Why are tariffs a good idea? That's the excellent question I keep hoping the mainstream media will ask. Instead, when President Donald Trump delivered on tariff promises he made again and again on the campaign trail to tumultuous cheers, the press reacted with shock and awe.
This was unheard of. Unacceptable. How could he do this? It was as if Trump has been found in bed with Putin's mistress. And Putin, too. Gloom-and-doom pronouncements over a certain (and devastating) trade war with countries that have been benefiting for years from trade policies that have gutted America's aluminum and steel industries were almost as over-the-top as the Cold War histrionics of earlier days (these rather more legitimate) when schoolchildren practiced hiding under their desks in the event that Khrushchev dropped the big one.
Trump is worse than Khrushchev. Not just immoral and sexist and greedy and so on, but craaaaaaazy. OK, we thought Khrushchev was crazy … but not this crazy. And as it turns out he was far more moderate than most in the Kremlin and many in our own State Department, which at that time was in a panic not over Russia so much as the spread of communism (that, too, was inevitable — just like the coming trade war) to countries we much preferred to see run by dictators who protected the interests of the foreign corporations (especially ours) that effectively ran their economies.
Talk of runaway inflation and rampant unemployment in industries that would have to pay more for raw materials, and of course that trade war (oh, boy, are the Chinese ever gonna be pissed) has lately had the pundits in a blithering frenzy. That the tariffs could have any redeeming features was simply out of the question as far as CNN and the New York Times were concerned.
What went unsaid was that the tariff hikes' gravest flaw was the man who proposed them. Trump is worse than a lame-duck president. Every move he makes is regarded as just one more reason to impeach him. He may wriggle out of this or that imbroglio on some technicality, but his emotional shortcomings are so glaring and so embarrassing that he simply must go, so say his critics.
I agree, even though I am among the handful of people on the planet who actually think his tariff proposal has merit.

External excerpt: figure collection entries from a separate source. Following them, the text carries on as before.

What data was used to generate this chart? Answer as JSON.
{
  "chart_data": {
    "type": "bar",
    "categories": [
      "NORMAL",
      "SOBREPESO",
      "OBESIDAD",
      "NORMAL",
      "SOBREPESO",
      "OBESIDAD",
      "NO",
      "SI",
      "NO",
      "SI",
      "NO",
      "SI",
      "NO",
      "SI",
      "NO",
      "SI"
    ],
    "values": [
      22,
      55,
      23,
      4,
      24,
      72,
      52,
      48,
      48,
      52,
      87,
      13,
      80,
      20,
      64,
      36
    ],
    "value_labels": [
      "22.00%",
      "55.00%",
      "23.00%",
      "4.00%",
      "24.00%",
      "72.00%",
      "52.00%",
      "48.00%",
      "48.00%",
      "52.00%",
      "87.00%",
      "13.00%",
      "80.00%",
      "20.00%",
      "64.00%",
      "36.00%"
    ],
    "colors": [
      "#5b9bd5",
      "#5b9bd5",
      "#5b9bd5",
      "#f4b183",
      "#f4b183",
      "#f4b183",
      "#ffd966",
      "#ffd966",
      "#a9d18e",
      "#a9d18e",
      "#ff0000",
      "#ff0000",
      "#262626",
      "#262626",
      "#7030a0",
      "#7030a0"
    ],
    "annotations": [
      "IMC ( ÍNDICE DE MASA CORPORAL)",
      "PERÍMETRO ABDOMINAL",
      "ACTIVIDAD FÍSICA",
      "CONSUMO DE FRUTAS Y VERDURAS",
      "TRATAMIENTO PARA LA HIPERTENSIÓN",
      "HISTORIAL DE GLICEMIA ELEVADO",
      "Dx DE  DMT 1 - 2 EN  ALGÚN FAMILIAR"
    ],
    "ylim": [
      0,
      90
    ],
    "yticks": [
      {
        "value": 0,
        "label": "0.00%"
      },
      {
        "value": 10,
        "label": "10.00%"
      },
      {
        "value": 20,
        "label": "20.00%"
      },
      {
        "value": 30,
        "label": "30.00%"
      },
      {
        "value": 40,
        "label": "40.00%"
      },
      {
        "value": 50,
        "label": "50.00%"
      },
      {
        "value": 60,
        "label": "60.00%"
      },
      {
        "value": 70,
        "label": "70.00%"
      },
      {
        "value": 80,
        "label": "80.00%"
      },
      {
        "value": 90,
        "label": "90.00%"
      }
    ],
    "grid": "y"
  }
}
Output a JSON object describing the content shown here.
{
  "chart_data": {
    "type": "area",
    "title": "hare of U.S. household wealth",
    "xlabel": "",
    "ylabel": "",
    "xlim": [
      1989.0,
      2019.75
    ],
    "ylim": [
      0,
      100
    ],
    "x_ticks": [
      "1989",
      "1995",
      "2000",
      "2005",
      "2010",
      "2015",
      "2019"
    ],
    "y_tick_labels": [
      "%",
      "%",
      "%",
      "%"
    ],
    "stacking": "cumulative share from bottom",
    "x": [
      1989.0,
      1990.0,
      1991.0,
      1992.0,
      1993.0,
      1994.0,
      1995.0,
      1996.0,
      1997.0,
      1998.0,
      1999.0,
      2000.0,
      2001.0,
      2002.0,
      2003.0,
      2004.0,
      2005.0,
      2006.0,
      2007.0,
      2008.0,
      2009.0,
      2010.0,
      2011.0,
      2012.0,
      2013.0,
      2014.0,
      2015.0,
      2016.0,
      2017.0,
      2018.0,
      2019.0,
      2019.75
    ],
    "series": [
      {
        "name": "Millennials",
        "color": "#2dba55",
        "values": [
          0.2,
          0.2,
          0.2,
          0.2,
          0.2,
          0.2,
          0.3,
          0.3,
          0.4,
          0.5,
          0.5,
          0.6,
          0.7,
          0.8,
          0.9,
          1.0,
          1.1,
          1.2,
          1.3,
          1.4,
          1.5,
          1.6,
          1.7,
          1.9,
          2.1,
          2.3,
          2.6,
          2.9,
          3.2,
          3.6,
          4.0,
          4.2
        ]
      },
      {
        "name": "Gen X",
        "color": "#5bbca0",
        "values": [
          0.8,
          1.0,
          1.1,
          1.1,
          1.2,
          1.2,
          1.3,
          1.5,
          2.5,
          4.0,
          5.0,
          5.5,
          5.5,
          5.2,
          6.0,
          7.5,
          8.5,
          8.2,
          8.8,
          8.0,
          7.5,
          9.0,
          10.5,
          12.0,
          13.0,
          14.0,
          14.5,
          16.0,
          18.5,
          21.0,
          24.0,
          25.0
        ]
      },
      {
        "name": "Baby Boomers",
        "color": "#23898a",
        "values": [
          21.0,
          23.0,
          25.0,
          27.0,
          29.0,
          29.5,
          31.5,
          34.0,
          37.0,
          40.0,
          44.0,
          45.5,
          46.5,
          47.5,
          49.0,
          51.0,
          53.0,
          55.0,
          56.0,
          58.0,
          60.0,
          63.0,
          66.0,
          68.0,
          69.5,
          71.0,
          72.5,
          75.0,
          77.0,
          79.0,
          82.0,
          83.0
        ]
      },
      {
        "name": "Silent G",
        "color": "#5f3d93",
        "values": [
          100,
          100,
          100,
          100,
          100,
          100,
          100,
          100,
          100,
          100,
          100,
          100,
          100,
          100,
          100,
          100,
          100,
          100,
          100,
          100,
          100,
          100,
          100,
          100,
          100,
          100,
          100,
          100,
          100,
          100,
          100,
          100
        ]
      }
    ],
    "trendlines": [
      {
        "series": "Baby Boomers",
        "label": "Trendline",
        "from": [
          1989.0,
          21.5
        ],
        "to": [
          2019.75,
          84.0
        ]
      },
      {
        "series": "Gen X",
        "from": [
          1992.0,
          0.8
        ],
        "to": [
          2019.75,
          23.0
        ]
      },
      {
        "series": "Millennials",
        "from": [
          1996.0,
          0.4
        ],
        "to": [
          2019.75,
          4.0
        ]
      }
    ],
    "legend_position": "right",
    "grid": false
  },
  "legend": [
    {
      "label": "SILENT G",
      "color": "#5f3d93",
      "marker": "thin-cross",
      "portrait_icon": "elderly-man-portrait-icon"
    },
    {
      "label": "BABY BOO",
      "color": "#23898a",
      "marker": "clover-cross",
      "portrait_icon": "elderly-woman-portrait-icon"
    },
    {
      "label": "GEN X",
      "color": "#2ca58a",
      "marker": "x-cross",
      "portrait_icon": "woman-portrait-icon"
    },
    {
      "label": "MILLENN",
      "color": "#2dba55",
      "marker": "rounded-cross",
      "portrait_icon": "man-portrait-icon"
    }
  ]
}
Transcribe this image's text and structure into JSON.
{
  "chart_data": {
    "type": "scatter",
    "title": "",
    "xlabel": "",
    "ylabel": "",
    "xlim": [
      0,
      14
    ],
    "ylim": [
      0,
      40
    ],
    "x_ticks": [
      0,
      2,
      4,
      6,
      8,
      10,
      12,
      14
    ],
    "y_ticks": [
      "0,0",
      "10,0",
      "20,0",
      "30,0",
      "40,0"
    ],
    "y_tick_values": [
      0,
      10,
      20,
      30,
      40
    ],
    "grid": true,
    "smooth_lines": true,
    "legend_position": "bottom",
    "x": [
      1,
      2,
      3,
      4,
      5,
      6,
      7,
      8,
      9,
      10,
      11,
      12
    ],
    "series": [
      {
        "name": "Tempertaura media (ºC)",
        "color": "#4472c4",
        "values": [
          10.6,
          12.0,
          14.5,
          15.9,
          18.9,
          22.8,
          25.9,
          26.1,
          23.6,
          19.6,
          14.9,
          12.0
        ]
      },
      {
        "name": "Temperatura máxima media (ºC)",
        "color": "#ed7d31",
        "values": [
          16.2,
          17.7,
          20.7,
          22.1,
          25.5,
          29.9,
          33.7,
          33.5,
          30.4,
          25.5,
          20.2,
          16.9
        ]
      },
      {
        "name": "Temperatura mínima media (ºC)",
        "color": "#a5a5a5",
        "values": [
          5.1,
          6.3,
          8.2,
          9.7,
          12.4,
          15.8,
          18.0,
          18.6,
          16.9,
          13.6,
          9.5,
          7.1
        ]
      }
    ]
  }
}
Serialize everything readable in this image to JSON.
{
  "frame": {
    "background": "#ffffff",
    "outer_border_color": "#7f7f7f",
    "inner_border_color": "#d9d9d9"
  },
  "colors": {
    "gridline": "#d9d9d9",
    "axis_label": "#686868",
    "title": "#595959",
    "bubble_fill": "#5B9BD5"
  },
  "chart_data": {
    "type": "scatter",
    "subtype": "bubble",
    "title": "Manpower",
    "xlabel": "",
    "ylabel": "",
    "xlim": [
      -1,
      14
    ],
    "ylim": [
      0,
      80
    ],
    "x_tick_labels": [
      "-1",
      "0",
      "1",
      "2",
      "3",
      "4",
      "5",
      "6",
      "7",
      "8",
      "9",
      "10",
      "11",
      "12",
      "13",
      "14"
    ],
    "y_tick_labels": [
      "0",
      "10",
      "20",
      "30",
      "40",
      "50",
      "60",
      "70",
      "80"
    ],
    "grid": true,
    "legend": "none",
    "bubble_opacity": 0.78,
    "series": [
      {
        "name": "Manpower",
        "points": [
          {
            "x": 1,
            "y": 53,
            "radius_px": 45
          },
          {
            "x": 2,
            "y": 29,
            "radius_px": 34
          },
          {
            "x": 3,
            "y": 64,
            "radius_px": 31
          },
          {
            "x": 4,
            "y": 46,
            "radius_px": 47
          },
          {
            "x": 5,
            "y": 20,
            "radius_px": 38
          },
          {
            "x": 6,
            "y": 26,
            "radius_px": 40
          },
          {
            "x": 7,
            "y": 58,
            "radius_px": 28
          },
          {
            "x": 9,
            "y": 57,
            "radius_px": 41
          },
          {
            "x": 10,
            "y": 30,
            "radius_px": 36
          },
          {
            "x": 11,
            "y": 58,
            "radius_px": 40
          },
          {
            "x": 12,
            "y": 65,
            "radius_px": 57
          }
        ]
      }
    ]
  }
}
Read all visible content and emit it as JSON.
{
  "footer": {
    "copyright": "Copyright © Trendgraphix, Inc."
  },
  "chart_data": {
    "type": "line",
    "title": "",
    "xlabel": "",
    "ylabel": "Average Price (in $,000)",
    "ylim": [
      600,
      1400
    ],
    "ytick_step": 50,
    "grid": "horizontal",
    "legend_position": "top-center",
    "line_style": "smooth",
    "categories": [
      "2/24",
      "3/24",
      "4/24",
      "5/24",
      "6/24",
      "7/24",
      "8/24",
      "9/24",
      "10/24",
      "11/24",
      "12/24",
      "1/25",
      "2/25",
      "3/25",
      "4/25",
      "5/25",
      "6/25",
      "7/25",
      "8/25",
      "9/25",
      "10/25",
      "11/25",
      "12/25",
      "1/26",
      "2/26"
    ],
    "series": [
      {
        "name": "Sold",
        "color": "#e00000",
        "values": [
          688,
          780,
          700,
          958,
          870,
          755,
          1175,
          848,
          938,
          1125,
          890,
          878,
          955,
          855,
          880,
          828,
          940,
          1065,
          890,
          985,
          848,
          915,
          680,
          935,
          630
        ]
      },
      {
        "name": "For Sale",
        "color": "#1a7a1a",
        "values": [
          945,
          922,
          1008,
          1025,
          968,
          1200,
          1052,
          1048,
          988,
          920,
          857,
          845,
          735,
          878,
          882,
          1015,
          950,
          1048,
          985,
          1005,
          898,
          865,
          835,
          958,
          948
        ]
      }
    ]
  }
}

Trump's America First campaign is clearly a conundrum and a probably a shibboleth. Who knows? The devil is in the details, and Trump is not a detail guy. I have my own version. My America First would take its inspiration from what I call China First. In China, global domination is the means to an end — improving the quality of life for all in China. The rest of the world must fend for itself against China's brazen theft of markets and intellectual property (while closing off its own markets). The Chinese have us on the defensive, no doubt about that. Above all, they love manipulating our inability to call a spade a spade. They see it as a weakness and they are right.
Here's what I mean: While China makes no bones about its indifference to the quality of life of other peoples, most Americans see globalization as a hallmark of their Christian values: Everyone's welcome and everyone's the same. This is a false equivalence, of course. Globalization is about money and power. Period. It has nothing to do with Black Lives Matter or the Dreamers, much as the neoliberal left would like to pretend it does.